BACKGROUND: Significant changes occurred over a 4.5-year period in the causes,
diagnosis, and treatment of arterial injuries associated with skeletal fractures
of the extremities. STUDY DESIGN: The trauma registry data of 1,091 consecutive
patients with fractures, dislocations, or both, were reviewed for the diagnosis
of associated arterial injury documented by arteriography or an exploratory
operation. The decision to perform a vascular repair was based solely on the
presence of definitive signs of arterial injury found during physical
examination. RESULTS: Arterial injuries occurred in 41 patients (3.8 percent).
Of these, 29 (71 percent) had penetrating injuries, and 12 (29 percent) had
blunt trauma. Twenty-six patients (63 percent) had definitive signs of arterial
injury and all required arterial repairs. Only three patients (7.3 percent), all
with blunt injuries, required amputations because of massive soft tissue trauma.

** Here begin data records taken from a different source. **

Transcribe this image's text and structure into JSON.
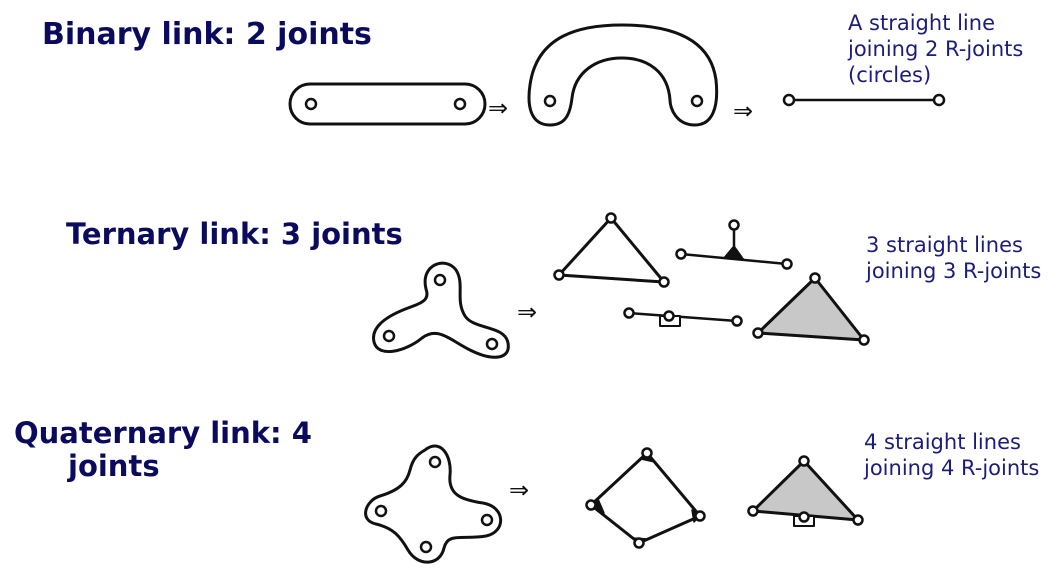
{
  "colors": {
    "heading": "#0b0b5e",
    "note": "#1c1c7a",
    "stroke": "#111111",
    "fill": "#c8c8c8"
  },
  "binary": {
    "heading": "Binary link: 2 joints",
    "note_lines": [
      "A straight line",
      "joining 2 R-joints",
      "(circles)"
    ],
    "arrow": "⇒"
  },
  "ternary": {
    "heading": "Ternary link: 3 joints",
    "note_lines": [
      "3 straight lines",
      "joining 3 R-joints"
    ],
    "arrow": "⇒"
  },
  "quaternary": {
    "heading_lines": [
      "Quaternary link: 4",
      "joints"
    ],
    "note_lines": [
      "4 straight lines",
      "joining 4 R-joints"
    ],
    "arrow": "⇒"
  }
}
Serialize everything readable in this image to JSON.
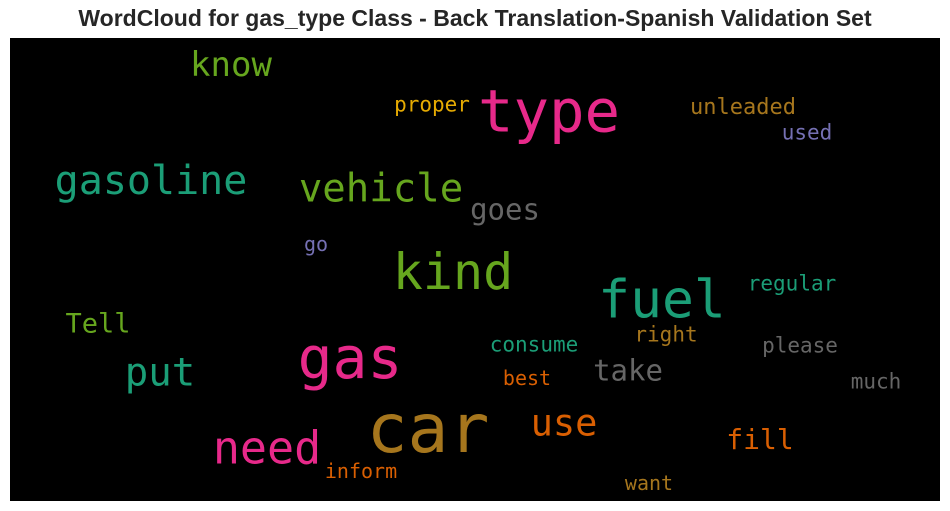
{
  "chart_data": {
    "type": "wordcloud",
    "title": "WordCloud for gas_type Class - Back Translation-Spanish Validation Set",
    "background": "#000000",
    "words": [
      {
        "text": "car",
        "weight": 1.0,
        "color": "#a6761d"
      },
      {
        "text": "type",
        "weight": 0.86,
        "color": "#e7298a"
      },
      {
        "text": "gas",
        "weight": 0.85,
        "color": "#e7298a"
      },
      {
        "text": "fuel",
        "weight": 0.78,
        "color": "#1b9e77"
      },
      {
        "text": "kind",
        "weight": 0.75,
        "color": "#66a61e"
      },
      {
        "text": "need",
        "weight": 0.68,
        "color": "#e7298a"
      },
      {
        "text": "gasoline",
        "weight": 0.6,
        "color": "#1b9e77"
      },
      {
        "text": "vehicle",
        "weight": 0.58,
        "color": "#66a61e"
      },
      {
        "text": "put",
        "weight": 0.58,
        "color": "#1b9e77"
      },
      {
        "text": "use",
        "weight": 0.55,
        "color": "#d95f02"
      },
      {
        "text": "know",
        "weight": 0.5,
        "color": "#66a61e"
      },
      {
        "text": "goes",
        "weight": 0.42,
        "color": "#666666"
      },
      {
        "text": "take",
        "weight": 0.42,
        "color": "#666666"
      },
      {
        "text": "fill",
        "weight": 0.42,
        "color": "#d95f02"
      },
      {
        "text": "Tell",
        "weight": 0.4,
        "color": "#66a61e"
      },
      {
        "text": "unleaded",
        "weight": 0.33,
        "color": "#a6761d"
      },
      {
        "text": "used",
        "weight": 0.32,
        "color": "#7570b3"
      },
      {
        "text": "proper",
        "weight": 0.32,
        "color": "#e6ab02"
      },
      {
        "text": "regular",
        "weight": 0.32,
        "color": "#1b9e77"
      },
      {
        "text": "consume",
        "weight": 0.32,
        "color": "#1b9e77"
      },
      {
        "text": "right",
        "weight": 0.32,
        "color": "#a6761d"
      },
      {
        "text": "please",
        "weight": 0.32,
        "color": "#666666"
      },
      {
        "text": "much",
        "weight": 0.32,
        "color": "#666666"
      },
      {
        "text": "best",
        "weight": 0.31,
        "color": "#d95f02"
      },
      {
        "text": "inform",
        "weight": 0.31,
        "color": "#d95f02"
      },
      {
        "text": "want",
        "weight": 0.31,
        "color": "#a6761d"
      },
      {
        "text": "go",
        "weight": 0.3,
        "color": "#7570b3"
      }
    ]
  }
}
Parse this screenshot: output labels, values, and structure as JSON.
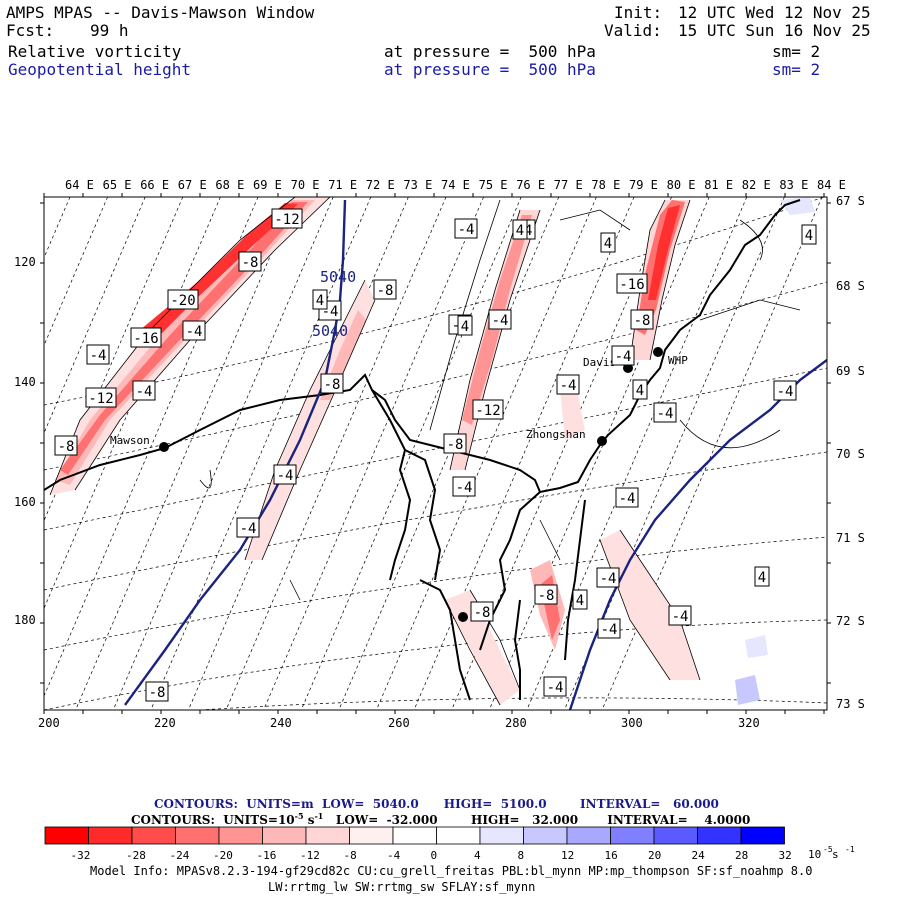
{
  "header": {
    "title": "AMPS MPAS -- Davis-Mawson Window",
    "fcst_label": "Fcst:",
    "fcst_value": "99 h",
    "init_label": "Init:",
    "init_value": "12 UTC Wed 12 Nov 25",
    "valid_label": "Valid:",
    "valid_value": "15 UTC Sun 16 Nov 25",
    "field1": {
      "name": "Relative vorticity",
      "level": "at pressure =  500 hPa",
      "sm": "sm= 2"
    },
    "field2": {
      "name": "Geopotential height",
      "level": "at pressure =  500 hPa",
      "sm": "sm= 2"
    }
  },
  "map": {
    "top_axis_labels": [
      "64 E",
      "65 E",
      "66 E",
      "67 E",
      "68 E",
      "69 E",
      "70 E",
      "71 E",
      "72 E",
      "73 E",
      "74 E",
      "75 E",
      "76 E",
      "77 E",
      "78 E",
      "79 E",
      "80 E",
      "81 E",
      "82 E",
      "83 E",
      "84 E"
    ],
    "right_axis_labels": [
      "67 S",
      "68 S",
      "69 S",
      "70 S",
      "71 S",
      "72 S",
      "73 S"
    ],
    "left_axis_labels": [
      "120",
      "140",
      "160",
      "180"
    ],
    "bottom_axis_labels": [
      "200",
      "220",
      "240",
      "260",
      "280",
      "300",
      "320"
    ],
    "stations": [
      "Mawson",
      "Zhongshan",
      "Davis",
      "WHP"
    ],
    "height_contour_labels": [
      "5040",
      "5040"
    ],
    "vorticity_box_labels": [
      "-12",
      "-8",
      "-20",
      "-16",
      "-4",
      "-4",
      "-4",
      "-4",
      "-12",
      "-8",
      "-8",
      "-4",
      "-4",
      "-8",
      "-4",
      "-4",
      "-12",
      "-4",
      "-8",
      "-4",
      "-4",
      "-16",
      "-8",
      "-4",
      "-4",
      "-4",
      "-4",
      "-4",
      "-8",
      "-4",
      "-8",
      "-4",
      "-4",
      "-8",
      "-4",
      "4",
      "4",
      "4",
      "4",
      "4",
      "4",
      "4",
      "4"
    ],
    "colors": {
      "geopotential": "#1a237e",
      "coast": "#000000",
      "neg_vort_strong": "#ff1a1a",
      "neg_vort_light": "#ffe0e0"
    }
  },
  "footer": {
    "contours1": "CONTOURS:  UNITS=m  LOW=  5040.0      HIGH=  5100.0        INTERVAL=   60.000",
    "contours2": "CONTOURS:  UNITS=10",
    "contours2_exp": "-5",
    "contours2_rest": " s",
    "contours2_exp2": "-1",
    "contours2_tail": "   LOW=  -32.000        HIGH=   32.000       INTERVAL=    4.0000",
    "colorbar_labels": [
      "-32",
      "-28",
      "-24",
      "-20",
      "-16",
      "-12",
      "-8",
      "-4",
      "0",
      "4",
      "8",
      "12",
      "16",
      "20",
      "24",
      "28",
      "32"
    ],
    "colorbar_colors": [
      "#ff0000",
      "#ff2a2a",
      "#ff4d4d",
      "#ff7070",
      "#ff9494",
      "#ffb8b8",
      "#ffd6d6",
      "#fff0f0",
      "#ffffff",
      "#ffffff",
      "#e6e6ff",
      "#c8c8ff",
      "#a8a8ff",
      "#8080ff",
      "#5a5aff",
      "#3333ff",
      "#0000ff"
    ],
    "colorbar_unit": "10",
    "colorbar_unit_exp": "-5",
    "colorbar_unit_s": " s",
    "colorbar_unit_exp2": "-1",
    "model_info1": "Model Info: MPASv8.2.3-194-gf29cd82c CU:cu_grell_freitas PBL:bl_mynn MP:mp_thompson SF:sf_noahmp 8.0",
    "model_info2": "LW:rrtmg_lw SW:rrtmg_sw SFLAY:sf_mynn"
  }
}
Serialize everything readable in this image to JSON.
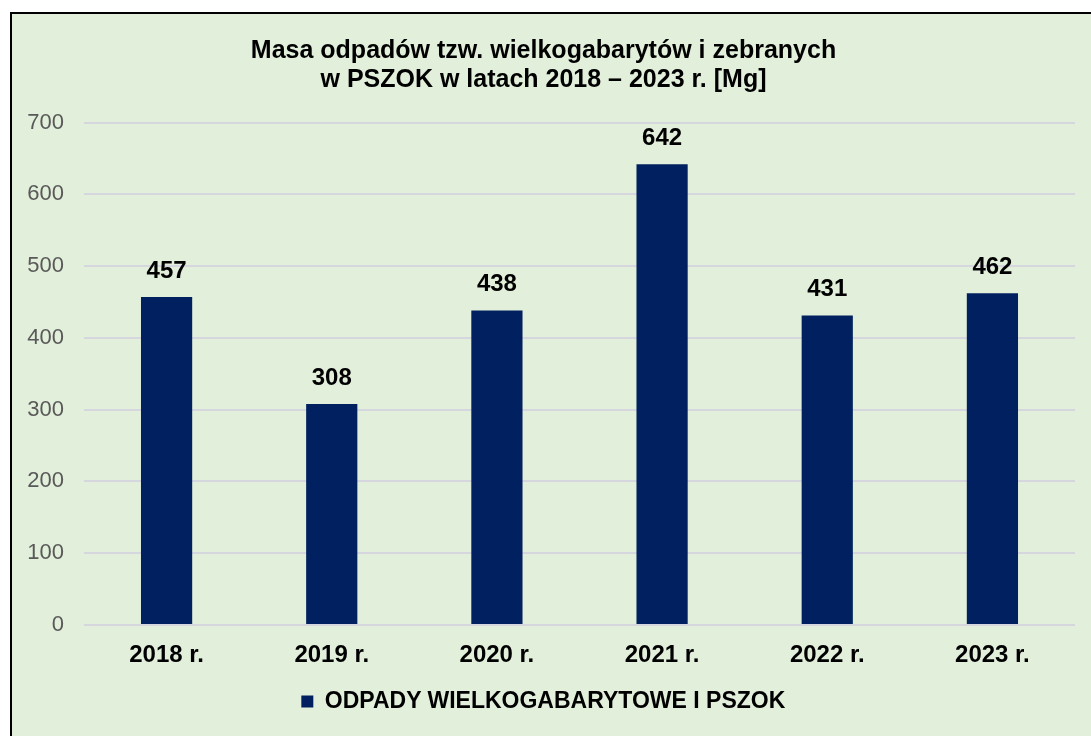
{
  "chart_data": {
    "type": "bar",
    "title": "Masa odpadów tzw. wielkogabarytów i zebranych\nw PSZOK w latach 2018 – 2023 r. [Mg]",
    "categories": [
      "2018 r.",
      "2019 r.",
      "2020 r.",
      "2021 r.",
      "2022 r.",
      "2023 r."
    ],
    "series": [
      {
        "name": "ODPADY WIELKOGABARYTOWE I PSZOK",
        "color": "#002060",
        "values": [
          457,
          308,
          438,
          642,
          431,
          462
        ]
      }
    ],
    "ylim": [
      0,
      700
    ],
    "yticks": [
      0,
      100,
      200,
      300,
      400,
      500,
      600,
      700
    ],
    "grid": "y",
    "legend": "bottom",
    "data_labels": true
  }
}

Fifteen patients had intimal flaps, irregularities, or localized narrowings
shown on the arteriogram. No patient's condition had deteriorated by the time of
a repeat arteriogram (n = 6) or physical examination (n = 9), and no injury
required delayed repair (mean follow-up of 6.5 months). No patient without
definitive signs of vascular injury at the time of initial examination required
surgical repair. CONCLUSIONS: Arterial injuries associated with fractures
increasingly result from penetrating trauma and carry a much lower risk of
amputation than injuries from blunt trauma. Physical examination can accurately
detect 100 percent of the arterial injuries requiring repair. Minimal arterial
abnormalities seen on arteriograms may be safely followed up by observation.